20. Mad Max (unregistered) posted on 13 Nov 2010, 11:57 0 0
@desire HD users:
can anybody tell me something about the Microphone-quality?
I need a recorder, that works quite as good as the iphone-recorder.
A friend has got the old desire and that has got a real bad mic-quality...
21. dkvc (unregistered) posted on 18 Mar 2011, 23:14 0 0
Symbian^3 got dated functionality? What hell? What you think about iOS then that doesn't even have Widgets? That was such a biased "observation" from the reviewer.
22. diogorva (unregistered) posted on 05 Apr 2011, 19:47 0 0
The phone was way overated.
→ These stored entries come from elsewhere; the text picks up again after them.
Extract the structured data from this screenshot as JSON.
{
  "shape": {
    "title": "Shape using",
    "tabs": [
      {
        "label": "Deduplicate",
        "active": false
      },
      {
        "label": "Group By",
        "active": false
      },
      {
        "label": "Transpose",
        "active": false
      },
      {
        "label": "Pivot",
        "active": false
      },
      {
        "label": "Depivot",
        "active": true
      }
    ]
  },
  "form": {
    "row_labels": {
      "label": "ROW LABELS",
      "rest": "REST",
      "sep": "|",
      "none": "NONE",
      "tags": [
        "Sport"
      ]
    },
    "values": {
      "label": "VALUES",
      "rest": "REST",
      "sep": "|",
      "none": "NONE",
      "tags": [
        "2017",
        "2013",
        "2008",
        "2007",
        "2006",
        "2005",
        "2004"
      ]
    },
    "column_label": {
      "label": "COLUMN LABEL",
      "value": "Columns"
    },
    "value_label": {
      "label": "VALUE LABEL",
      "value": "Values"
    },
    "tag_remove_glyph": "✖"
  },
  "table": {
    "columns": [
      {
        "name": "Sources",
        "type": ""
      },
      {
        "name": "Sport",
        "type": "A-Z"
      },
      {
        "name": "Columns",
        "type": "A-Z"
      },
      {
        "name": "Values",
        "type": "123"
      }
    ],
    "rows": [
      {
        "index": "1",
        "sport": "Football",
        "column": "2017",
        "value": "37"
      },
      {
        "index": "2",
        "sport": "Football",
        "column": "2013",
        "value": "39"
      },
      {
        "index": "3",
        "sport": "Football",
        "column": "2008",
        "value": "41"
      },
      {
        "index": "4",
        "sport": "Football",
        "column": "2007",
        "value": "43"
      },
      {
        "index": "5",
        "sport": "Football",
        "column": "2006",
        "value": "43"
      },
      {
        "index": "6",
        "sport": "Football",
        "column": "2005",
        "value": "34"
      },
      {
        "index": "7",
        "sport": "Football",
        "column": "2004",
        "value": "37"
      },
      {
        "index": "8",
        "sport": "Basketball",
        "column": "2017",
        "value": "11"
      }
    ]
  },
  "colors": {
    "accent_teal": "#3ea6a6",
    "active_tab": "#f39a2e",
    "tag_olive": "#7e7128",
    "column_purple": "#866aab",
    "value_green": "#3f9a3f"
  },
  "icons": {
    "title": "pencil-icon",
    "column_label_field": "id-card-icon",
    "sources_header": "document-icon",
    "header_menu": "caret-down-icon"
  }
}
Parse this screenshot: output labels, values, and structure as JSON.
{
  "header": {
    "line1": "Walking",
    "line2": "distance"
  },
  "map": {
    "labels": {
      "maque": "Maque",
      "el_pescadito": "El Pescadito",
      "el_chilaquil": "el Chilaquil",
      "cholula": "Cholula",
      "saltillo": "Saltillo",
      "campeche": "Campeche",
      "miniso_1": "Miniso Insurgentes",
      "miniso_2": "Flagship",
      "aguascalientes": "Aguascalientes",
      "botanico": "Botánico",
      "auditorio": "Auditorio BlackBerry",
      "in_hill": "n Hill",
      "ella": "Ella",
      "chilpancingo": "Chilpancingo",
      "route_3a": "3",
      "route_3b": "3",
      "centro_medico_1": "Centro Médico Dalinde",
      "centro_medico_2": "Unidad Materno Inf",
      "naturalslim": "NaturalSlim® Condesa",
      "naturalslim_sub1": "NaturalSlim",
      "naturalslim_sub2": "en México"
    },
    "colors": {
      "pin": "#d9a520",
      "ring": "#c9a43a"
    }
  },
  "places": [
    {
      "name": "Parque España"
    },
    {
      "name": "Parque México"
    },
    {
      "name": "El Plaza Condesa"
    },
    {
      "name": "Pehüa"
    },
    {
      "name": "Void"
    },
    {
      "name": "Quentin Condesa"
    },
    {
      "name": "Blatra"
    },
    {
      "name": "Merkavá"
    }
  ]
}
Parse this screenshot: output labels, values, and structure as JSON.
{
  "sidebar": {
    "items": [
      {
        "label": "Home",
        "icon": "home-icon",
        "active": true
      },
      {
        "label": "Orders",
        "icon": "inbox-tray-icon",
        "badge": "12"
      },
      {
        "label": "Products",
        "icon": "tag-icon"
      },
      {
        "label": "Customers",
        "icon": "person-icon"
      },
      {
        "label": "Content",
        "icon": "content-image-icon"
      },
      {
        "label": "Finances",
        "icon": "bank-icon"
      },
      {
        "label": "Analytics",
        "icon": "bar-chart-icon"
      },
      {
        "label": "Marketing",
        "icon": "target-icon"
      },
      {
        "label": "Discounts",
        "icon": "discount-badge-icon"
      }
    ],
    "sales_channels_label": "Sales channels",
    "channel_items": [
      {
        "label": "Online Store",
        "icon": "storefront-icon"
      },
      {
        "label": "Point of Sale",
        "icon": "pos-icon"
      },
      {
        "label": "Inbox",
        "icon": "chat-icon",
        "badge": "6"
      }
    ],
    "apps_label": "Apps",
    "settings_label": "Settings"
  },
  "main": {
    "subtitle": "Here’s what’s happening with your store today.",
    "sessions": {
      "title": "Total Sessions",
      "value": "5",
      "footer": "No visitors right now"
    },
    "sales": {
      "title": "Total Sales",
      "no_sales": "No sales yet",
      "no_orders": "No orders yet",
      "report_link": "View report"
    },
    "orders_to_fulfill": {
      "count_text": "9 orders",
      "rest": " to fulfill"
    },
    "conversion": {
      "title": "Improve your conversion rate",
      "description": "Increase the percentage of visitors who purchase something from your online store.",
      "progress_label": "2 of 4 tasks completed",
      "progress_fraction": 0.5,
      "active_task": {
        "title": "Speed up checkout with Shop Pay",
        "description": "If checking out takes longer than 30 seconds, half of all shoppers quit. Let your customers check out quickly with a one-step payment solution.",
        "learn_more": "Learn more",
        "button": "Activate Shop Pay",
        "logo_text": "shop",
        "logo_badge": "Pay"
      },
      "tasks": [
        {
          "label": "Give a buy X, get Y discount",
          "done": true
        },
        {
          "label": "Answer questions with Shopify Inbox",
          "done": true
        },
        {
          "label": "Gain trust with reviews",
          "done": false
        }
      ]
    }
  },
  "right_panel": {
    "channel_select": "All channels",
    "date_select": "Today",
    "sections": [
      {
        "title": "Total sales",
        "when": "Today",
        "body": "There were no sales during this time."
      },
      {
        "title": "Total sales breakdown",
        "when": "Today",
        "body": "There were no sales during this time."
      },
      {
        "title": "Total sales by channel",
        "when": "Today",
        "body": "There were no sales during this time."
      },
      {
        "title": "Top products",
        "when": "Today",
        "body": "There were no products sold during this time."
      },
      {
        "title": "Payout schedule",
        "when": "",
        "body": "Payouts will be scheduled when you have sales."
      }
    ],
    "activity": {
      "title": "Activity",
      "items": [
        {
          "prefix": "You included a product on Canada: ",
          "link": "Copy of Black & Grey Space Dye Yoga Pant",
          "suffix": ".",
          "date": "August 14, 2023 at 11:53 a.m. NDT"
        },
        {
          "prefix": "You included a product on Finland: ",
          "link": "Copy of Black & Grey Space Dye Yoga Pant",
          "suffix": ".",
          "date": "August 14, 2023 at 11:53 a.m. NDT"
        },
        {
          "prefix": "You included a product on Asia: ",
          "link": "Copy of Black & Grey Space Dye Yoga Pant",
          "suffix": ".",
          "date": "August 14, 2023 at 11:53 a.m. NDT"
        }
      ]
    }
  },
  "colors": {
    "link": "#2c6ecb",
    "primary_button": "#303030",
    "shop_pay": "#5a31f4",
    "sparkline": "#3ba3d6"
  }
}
You got a giant screen but you can't see anything in direct sunlight, the battery is terrible, the HD video-recording is bad, if you read the GSMArena review, you will see that even the audio quaility is poor. You can have better phones for way lower prices.
23. dkvc (unregistered) posted on 05 Apr 2011, 19:52 0 0
Dated functionality is much more related with iOS doesn't even have a proper homescreen or widgets, but how PhoneArena would dare call the almighty iOS dated? It's much more convenient to say that Symbian that got dated functionality, since it became usual to bash this OS.
I really like PhoneArena reviews, but sometimes you act so biased.